The following codes implement evolution with selection using the multinomial approximation.

popsize <- 100
freq <- c(AA=0.9,AB=0.1,BB=0)
w <- c(AA=1,AB=1,BB=0.7)
tmax <- 50

t <- seq(0,tmax)
N <- rmultinom(n=1,size=popsize,prob=freq)

g <- array(dim=c(length(t),3),dimnames=list(time=t,genotype=names(freq)))
g[1,] <- N/sum(N)

for (k in seq(from=2,to=length(t))) {
  f <- c(A=2*N[1]+N[2], B=N[2]+2*N[3])/popsize/2
  N <- rmultinom(n=1,size=popsize,prob=c(AA=w[1]*f[1]^2,AB=2*w[2]*f[1]*f[2],BB=w[3]*f[2]^2))
  g[k,] <- N/sum(N)
}

g %>% 
  melt(value.name="frequency") %>%
  ggplot(aes(x=time,y=frequency,color=genotype,group=genotype))+
  geom_line()+
  expand_limits(y=c(0,1))

Interestingly, in regions of the world where malaria is endemic, heterozygotes have a fitness advantage over normal homozygotes. This is because the rupturing of red blood cells disrupts the life cycle of the malaria parasite, which reduces the severity of disease symptoms. The HgbS homozygotes, unfortunately, are deprived of this benefit, and actually experience more severe malaria symptoms than normal homozygotes.

Task C.

Study the codes above and annotate them as before.
Modify these codes to explore how the evolutionary dynamics might change in the presence of malaria.
Generate histograms showing plausible distributions of allele frequencies in regions where malaria is present and where it is absent.
Show how these distributions depend on population size.

Underdominance

Underdominance refers to the situation where the heterozygote has a fitness that is depressed relative to that of either homozygote.

Task D.

Modify the above codes (using the multinomial approximation) to explore the dynamics associated with underdominance. Specifically, quantify how (a) the magnitude of the heterozygote fitness depression and (b) the initial allele frequencies affect the evolutionary outcome.
Explain your findings in biological terms.

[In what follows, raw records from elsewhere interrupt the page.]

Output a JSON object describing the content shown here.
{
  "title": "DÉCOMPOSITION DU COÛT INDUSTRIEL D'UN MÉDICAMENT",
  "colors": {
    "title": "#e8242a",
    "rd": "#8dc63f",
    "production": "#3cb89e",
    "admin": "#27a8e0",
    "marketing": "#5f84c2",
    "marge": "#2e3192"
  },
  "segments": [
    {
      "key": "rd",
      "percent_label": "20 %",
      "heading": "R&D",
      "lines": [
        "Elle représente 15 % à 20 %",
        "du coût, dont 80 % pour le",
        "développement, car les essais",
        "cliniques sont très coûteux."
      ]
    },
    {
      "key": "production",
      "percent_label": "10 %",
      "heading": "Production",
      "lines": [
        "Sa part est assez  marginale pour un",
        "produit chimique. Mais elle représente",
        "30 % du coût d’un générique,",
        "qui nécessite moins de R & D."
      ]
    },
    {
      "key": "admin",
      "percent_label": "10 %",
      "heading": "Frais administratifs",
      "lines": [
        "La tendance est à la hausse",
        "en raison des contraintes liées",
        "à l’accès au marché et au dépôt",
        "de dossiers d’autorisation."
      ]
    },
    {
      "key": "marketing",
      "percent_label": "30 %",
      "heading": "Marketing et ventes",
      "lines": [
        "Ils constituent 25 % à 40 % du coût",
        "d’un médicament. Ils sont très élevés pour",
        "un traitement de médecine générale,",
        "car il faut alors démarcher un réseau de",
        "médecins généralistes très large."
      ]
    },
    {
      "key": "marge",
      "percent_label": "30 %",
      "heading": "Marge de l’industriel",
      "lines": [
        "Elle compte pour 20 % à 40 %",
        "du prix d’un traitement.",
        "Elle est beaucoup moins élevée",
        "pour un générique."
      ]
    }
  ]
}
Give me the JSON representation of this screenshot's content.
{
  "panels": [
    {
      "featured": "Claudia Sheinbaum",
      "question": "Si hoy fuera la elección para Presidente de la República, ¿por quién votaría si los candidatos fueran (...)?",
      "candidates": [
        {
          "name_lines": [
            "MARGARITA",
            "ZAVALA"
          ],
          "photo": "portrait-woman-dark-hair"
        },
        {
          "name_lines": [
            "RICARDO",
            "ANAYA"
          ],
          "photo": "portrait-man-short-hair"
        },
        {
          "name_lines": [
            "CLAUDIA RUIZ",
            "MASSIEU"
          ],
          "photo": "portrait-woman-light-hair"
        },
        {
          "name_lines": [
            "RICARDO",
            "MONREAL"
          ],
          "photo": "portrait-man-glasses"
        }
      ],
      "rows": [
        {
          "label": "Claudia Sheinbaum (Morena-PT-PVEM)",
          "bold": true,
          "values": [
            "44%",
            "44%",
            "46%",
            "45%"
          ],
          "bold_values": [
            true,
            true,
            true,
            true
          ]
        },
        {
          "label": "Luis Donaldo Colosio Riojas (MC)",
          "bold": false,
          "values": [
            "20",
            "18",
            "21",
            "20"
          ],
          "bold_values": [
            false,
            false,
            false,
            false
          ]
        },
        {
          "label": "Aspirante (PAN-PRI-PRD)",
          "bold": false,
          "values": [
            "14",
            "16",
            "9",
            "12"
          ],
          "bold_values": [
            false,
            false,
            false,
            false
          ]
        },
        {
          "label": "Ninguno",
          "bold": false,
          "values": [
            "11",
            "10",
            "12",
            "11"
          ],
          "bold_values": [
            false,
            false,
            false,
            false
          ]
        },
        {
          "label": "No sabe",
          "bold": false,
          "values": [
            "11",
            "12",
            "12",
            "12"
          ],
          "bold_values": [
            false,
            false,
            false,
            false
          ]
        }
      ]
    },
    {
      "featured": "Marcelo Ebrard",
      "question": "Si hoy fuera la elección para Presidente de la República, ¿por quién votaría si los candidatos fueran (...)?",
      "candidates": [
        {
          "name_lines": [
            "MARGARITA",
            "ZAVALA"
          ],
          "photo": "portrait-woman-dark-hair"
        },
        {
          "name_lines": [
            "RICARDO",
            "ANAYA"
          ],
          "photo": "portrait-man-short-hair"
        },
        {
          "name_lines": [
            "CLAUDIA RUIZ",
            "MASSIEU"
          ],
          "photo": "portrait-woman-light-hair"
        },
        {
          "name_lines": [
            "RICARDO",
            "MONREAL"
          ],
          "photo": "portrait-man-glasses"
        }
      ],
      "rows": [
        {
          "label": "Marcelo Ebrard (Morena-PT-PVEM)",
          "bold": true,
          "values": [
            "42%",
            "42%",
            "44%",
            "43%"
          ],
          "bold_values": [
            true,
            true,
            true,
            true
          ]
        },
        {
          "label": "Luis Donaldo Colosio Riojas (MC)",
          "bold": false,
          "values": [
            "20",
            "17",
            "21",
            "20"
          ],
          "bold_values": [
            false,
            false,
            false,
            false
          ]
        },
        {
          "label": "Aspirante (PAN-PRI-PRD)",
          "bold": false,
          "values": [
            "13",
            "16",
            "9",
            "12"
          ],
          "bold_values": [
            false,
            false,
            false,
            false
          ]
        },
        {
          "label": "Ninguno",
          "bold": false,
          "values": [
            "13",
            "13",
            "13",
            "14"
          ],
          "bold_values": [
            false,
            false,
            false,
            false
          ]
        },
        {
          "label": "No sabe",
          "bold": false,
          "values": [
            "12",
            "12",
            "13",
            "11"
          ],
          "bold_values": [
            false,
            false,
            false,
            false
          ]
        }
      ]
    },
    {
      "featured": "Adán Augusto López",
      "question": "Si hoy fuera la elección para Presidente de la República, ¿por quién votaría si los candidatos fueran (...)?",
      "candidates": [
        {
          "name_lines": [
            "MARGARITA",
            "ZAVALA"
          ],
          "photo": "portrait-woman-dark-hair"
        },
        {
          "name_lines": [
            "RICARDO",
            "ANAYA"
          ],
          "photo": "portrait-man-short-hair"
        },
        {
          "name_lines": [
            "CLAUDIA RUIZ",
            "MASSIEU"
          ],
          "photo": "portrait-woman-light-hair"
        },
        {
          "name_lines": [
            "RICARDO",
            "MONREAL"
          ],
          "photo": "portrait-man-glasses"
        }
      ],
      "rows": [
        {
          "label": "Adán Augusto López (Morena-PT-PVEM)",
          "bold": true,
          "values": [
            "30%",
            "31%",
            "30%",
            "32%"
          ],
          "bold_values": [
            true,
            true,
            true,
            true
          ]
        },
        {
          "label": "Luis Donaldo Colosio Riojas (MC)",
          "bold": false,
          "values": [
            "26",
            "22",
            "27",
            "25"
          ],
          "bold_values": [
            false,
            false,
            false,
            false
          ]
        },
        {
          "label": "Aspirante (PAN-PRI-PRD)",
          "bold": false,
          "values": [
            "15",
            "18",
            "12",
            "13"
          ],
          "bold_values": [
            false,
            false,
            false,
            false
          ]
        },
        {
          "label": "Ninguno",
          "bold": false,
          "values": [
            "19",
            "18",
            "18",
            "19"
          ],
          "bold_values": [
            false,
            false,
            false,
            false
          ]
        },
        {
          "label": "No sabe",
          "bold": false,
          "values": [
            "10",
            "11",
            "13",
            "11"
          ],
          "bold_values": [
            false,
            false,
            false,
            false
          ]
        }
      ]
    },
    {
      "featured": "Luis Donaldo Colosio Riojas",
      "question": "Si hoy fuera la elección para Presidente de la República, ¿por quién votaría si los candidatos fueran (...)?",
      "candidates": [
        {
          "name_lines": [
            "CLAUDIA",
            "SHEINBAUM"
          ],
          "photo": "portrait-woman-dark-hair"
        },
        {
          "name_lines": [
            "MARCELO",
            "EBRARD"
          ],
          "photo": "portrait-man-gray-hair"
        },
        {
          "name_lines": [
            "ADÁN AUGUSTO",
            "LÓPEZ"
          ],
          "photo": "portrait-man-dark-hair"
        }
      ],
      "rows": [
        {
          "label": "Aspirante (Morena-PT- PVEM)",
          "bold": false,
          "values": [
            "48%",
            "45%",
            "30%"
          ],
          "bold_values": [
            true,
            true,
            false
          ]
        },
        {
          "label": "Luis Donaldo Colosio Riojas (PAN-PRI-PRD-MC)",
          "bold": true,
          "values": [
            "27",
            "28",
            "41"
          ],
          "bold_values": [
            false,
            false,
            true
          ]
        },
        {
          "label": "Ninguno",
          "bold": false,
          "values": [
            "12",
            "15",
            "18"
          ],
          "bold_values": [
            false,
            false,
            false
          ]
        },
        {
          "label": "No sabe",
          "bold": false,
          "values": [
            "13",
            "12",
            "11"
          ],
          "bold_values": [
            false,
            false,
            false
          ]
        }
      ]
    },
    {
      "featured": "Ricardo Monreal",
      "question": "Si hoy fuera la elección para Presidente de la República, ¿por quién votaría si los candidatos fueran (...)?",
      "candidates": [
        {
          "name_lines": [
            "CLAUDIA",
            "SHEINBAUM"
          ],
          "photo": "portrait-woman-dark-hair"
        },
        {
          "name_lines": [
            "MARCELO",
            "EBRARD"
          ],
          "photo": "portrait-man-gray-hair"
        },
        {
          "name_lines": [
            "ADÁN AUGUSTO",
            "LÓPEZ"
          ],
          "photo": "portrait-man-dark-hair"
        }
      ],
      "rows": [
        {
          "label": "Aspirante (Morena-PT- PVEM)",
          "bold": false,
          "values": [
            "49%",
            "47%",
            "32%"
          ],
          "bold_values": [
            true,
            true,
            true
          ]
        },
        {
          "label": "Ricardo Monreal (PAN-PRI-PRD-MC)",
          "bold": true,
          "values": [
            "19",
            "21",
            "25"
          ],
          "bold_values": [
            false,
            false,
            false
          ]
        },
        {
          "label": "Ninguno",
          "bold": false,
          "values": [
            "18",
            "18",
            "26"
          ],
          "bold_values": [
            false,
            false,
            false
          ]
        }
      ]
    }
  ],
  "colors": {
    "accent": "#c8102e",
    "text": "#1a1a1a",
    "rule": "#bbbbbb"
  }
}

Important Note: You will turn in each draft of your report via the course Canvas site. Upload both the Rmarkdown document and a PDF version of your report. Choose the filenames according to the following formula: Challenge_X-Y.Z where X is the challenge problem number, Y is the draft number (1, 2, or 3), and Z is the appropriate extension (.Rmd or .pdf).